There are two packages that I have to install to work with Clojure: lisp-paredit
and chlorine
. Without lisp-paredit
, when I start a newline, the indentation gets all sorts of problematic. I use it on “strict mode” and use the tools to slurp/barf forward only. As for chlorine
, it is needed to have autocomplete, evaluation, show documentation, goto var definition and so on. Last, I use also parinfer
so I can remove whole lines of text and parinfer will infer the correct closing of parenthesis for me (most of the time at least).

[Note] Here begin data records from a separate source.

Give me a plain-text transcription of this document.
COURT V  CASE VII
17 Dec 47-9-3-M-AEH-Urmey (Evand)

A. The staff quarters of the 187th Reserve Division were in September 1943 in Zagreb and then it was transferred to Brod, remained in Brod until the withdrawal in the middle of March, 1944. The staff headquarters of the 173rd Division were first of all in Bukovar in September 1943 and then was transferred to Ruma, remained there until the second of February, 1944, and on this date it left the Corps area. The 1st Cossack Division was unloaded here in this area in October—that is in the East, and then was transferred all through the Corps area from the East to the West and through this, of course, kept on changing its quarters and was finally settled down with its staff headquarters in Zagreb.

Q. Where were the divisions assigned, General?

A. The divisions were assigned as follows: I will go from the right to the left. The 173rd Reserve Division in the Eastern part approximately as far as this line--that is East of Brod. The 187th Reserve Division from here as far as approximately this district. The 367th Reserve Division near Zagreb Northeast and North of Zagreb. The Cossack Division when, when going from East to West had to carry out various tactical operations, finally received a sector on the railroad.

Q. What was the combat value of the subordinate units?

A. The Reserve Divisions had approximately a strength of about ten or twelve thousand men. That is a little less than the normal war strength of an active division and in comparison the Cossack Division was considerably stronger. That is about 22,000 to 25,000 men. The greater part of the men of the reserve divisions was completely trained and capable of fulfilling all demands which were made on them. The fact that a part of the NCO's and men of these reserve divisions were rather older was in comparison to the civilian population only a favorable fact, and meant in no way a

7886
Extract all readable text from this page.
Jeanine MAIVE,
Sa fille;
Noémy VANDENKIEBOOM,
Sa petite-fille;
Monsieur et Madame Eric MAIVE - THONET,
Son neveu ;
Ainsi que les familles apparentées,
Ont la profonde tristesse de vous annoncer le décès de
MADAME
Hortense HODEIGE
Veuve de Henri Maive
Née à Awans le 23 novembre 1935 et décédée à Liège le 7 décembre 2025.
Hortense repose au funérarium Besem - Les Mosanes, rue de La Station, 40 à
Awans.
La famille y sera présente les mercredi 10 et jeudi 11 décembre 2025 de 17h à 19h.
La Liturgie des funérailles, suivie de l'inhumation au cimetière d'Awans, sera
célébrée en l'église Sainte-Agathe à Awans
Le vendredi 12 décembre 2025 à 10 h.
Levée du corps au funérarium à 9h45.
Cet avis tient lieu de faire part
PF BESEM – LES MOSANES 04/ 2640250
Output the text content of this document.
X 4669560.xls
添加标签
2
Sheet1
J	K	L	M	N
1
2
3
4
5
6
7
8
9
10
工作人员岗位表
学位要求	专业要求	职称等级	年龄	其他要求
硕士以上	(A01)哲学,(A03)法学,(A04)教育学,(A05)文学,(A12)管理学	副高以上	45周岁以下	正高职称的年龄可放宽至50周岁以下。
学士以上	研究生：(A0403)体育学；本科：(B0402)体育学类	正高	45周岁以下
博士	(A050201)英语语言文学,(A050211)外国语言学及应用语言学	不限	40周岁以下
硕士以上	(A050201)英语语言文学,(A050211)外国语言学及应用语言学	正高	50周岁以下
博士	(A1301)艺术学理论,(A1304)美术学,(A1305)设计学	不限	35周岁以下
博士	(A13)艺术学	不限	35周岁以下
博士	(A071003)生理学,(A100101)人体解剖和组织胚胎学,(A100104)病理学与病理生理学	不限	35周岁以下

Now, how exactly do I work with Clojure? When you use lein
or boot
, you’ll get a nREPL port. This is not the port you use with Chlorine, so I need a bit more of work. I can’t just start a REPL with lein repl
or clj
, I need to inform the tool to open a socket-repl server. The JVM option needed is: '-Dclojure.server.myrepl={:port,5555,:accept,clojure.core.server/repl}'
. So, the commands below are what I use with lein
or clj
:
JAVA_OPTS='-Dclojure.server.myrepl={:port,5555,:accept,clojure.core.server/repl}' lein repl
or
clj -J'-Dclojure.server.myrepl={:port,5555,:accept,clojure.core.server/repl}'
This will open a REPL at port 5555
(or I can change the port if necessary). Then, it’s time to fire up the Atom’s command palette and select “Connect Clojure Socket REPL”, put 5555 on the port, and connect. Then, I’ll use “Refresh Namespaces” or “Load file” command to load my latest version of code into the REPL, and start working.